OE: aproveitar enquanto se pode

Não consigo deixar de ver com relutância o carácter conjuntural deste orçamento, que terá contas a fazer com o futuro.

O discurso de que as alterações à proposta do Orçamento do Estado têm de ter um impacto neutral — isto é, que têm de ser compensadas do lado da receita ou de corte de custos para poder cabimentar essas novas despesas — serve bem para a imagem pública, mas pouca adesão tem na realidade. Veja-se alguns exemplos de propostas entregues na última sexta-feira, e já negociadas para terem luz verde: fim do corte do subsídio de desemprego, mais apoios nos passes sociais (que não foram integrados no OE anterior pelo seu impacto orçamental), reforço do programa Porta 65, alargamento da dedução no IRS das rendas dos estudantes. Conta final? Não se sabe, nem se saberá, porque esses cálculos, se são feitos, não são partilhados. Excepção feita foi a verba para os fogos, que farão mexer a meta do défice orçamental de 1% para 1,1% do PIB.

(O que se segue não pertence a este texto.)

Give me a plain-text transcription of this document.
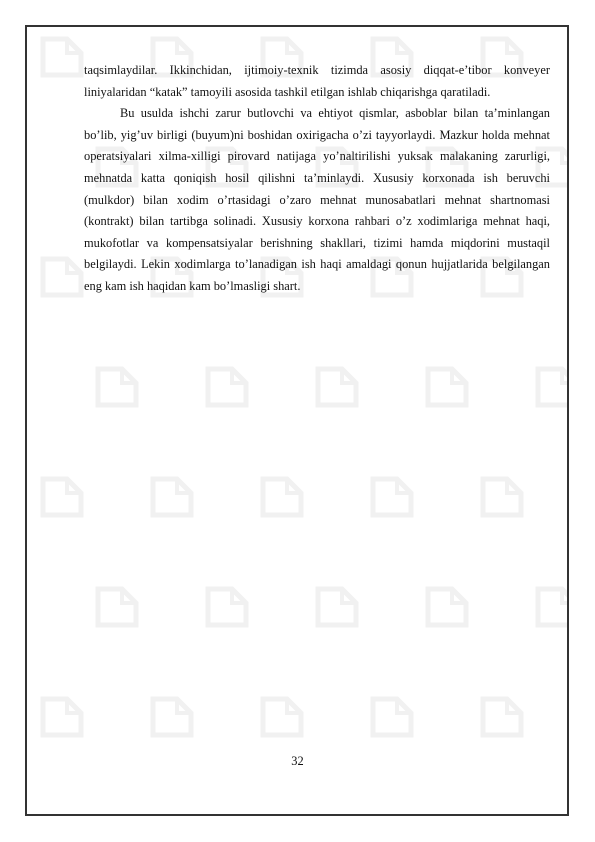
taqsimlaydilar. Ikkinchidan, ijtimoiy-texnik tizimda asosiy diqqat-e’tibor konveyer liniyalaridan “katak” tamoyili asosida tashkil etilgan ishlab chiqarishga qaratiladi.

Bu usulda ishchi zarur butlovchi va ehtiyot qismlar, asboblar bilan ta’minlangan bo’lib, yig’uv birligi (buyum)ni boshidan oxirigacha o’zi tayyorlaydi. Mazkur holda mehnat operatsiyalari xilma-xilligi pirovard natijaga yo’naltirilishi yuksak malakaning zarurligi, mehnatda katta qoniqish hosil qilishni ta’minlaydi. Xususiy korxonada ish beruvchi (mulkdor) bilan xodim o’rtasidagi o’zaro mehnat munosabatlari mehnat shartnomasi (kontrakt) bilan tartibga solinadi. Xususiy korxona rahbari o’z xodimlariga mehnat haqi, mukofotlar va kompensatsiyalar berishning shakllari, tizimi hamda miqdorini mustaqil belgilaydi. Lekin xodimlarga to’lanadigan ish haqi amaldagi qonun hujjatlarida belgilangan eng kam ish haqidan kam bo’lmasligi shart.

32
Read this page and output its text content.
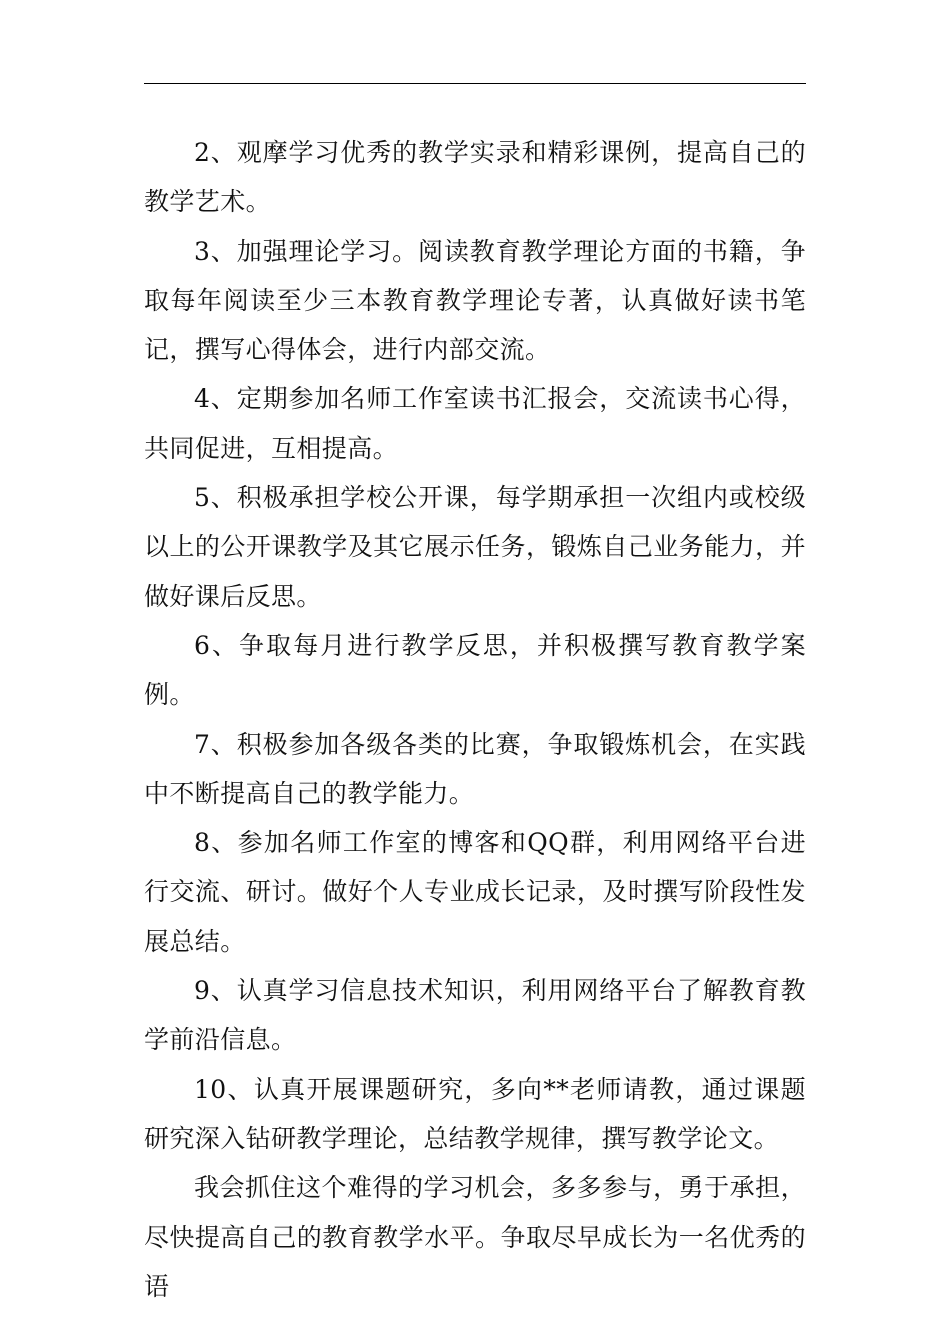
2、观摩学习优秀的教学实录和精彩课例，提高自己的教学艺术。

3、加强理论学习。阅读教育教学理论方面的书籍，争取每年阅读至少三本教育教学理论专著，认真做好读书笔记，撰写心得体会，进行内部交流。

4、定期参加名师工作室读书汇报会，交流读书心得，共同促进，互相提高。

5、积极承担学校公开课，每学期承担一次组内或校级以上的公开课教学及其它展示任务，锻炼自己业务能力，并做好课后反思。

6、争取每月进行教学反思，并积极撰写教育教学案例。

7、积极参加各级各类的比赛，争取锻炼机会，在实践中不断提高自己的教学能力。

8、参加名师工作室的博客和QQ群，利用网络平台进行交流、研讨。做好个人专业成长记录，及时撰写阶段性发展总结。

9、认真学习信息技术知识，利用网络平台了解教育教学前沿信息。

10、认真开展课题研究，多向**老师请教，通过课题研究深入钻研教学理论，总结教学规律，撰写教学论文。

我会抓住这个难得的学习机会，多多参与，勇于承担，尽快提高自己的教育教学水平。争取尽早成长为一名优秀的语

Ora, que medidas são conhecidas para compensar as novas propostas? Uma, irrisória e irrelevante: a do chamado “imposto bala”, uma contribuição sobre os cartuchos que contenham chumbo. Irrisória porque valerá cerca de 250 mil euros, e irrelevante porque, tal como no ano passado, deverá ser chumbada pelo PCP, PSD e CDS. A particularidade é de carácter político, porque em 2016 foi apresentada pelo PS e este ano vem a reboque do Bloco de Esquerda, como se os bloquistas quisessem ver o PCP a votar ao lado da direita.

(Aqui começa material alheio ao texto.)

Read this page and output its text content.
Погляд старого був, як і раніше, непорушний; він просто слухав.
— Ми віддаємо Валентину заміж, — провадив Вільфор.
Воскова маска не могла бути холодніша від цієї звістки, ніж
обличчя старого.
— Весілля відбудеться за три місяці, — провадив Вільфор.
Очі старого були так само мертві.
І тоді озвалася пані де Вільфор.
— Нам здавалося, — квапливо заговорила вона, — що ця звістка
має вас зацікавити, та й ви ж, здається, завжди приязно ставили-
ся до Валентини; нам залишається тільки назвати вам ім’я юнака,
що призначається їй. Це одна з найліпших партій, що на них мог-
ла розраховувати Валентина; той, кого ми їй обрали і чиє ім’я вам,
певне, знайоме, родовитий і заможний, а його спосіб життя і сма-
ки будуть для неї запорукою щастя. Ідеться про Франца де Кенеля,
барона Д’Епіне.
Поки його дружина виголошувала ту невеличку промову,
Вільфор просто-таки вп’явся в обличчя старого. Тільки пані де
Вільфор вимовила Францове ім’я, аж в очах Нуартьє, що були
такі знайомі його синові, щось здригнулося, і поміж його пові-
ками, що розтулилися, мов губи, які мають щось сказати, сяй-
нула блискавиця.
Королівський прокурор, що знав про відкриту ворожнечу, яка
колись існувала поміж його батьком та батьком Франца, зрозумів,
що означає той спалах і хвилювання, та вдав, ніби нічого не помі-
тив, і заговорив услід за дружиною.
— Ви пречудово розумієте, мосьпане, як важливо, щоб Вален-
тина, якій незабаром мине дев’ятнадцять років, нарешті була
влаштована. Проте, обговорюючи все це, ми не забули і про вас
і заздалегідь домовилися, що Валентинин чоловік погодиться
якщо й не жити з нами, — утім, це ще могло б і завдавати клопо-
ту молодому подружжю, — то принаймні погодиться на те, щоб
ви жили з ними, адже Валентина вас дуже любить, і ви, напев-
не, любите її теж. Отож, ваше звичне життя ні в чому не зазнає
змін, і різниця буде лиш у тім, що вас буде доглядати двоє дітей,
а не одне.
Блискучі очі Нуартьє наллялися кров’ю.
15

De resto, este já era um orçamento que distribui bastante, seja por via do aumento da despesa (progressões na função pública e subida das pensões, por exemplo) ou pela redução da receita (via IRS). Isto à boleia do crescimento económico e, também, por via dos impostos indirectos. Acontece que não vai haver sempre crescimento económico, e a subida dos indirectos nem compensa o corte nos directos (o saldo é negativo em cerca de 300 milhões de euros).

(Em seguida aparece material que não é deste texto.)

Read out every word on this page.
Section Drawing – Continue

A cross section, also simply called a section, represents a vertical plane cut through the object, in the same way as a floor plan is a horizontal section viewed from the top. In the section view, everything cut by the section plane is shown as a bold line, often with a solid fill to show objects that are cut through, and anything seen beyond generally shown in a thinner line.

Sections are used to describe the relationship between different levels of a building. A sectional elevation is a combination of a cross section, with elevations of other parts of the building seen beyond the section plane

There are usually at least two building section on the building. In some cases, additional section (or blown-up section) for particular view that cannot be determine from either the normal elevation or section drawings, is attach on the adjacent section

É verdade que este Governo foi claro ao afirmar que a estratégia era carregar nos impostos indirectos em vez dos directos (leia-se imposto sobre o trabalho, o IRS). E assim o tem feito (em 2018 terão um peso de 58% na receita fiscal, contra 54% em 2014), mas nem sempre de forma muito transparente, como sucedeu com o adicional ao imposto sobre os produtos petrolíferos (ISP). Revisto em alta na altura do seu lançamento no início de 2016, porque Bruxelas pedia contas mais sólidas e o Governo teve de responder em conformidade, era suposto ir sendo revisto de três em três meses. Hoje, pagamos e pronto, já ninguém se lembra ou fala das revisões que chegaram ao fim — o que só abona a favor de quem tomou essa decisão estratégica no PS.

PÚBLICO -
Aumentar

Há depois outros, como o do açúcar, o do sal, o dos cartuchos, e outros mais que virão, sempre só para alguns e em sectores que não incomodem grandes camadas de influência — um dia será o imposto sobre o visitante por via área.

Eu, que até sou a favor do fim do corte do subsídio do desemprego, e vou sentir pessoalmente o impacto positivo das mudanças no IRS, não consigo deixar de ver com alguma relutância o carácter conjuntural deste orçamento, que terá contas a fazer com o futuro.

Até lá, aproveitemos, portanto. De preferência com um pé-de-meia tão robusto quanto possível e endividamento controlado. Porque um dia a economia vai certamente crescer menos e até encolher, ainda há muita dívida pública por pagar, os impostos clássicos tenderão a subir (seja o IRS ou o IVA) e os novos impostos indirectos, esses, irão certamente permanecer.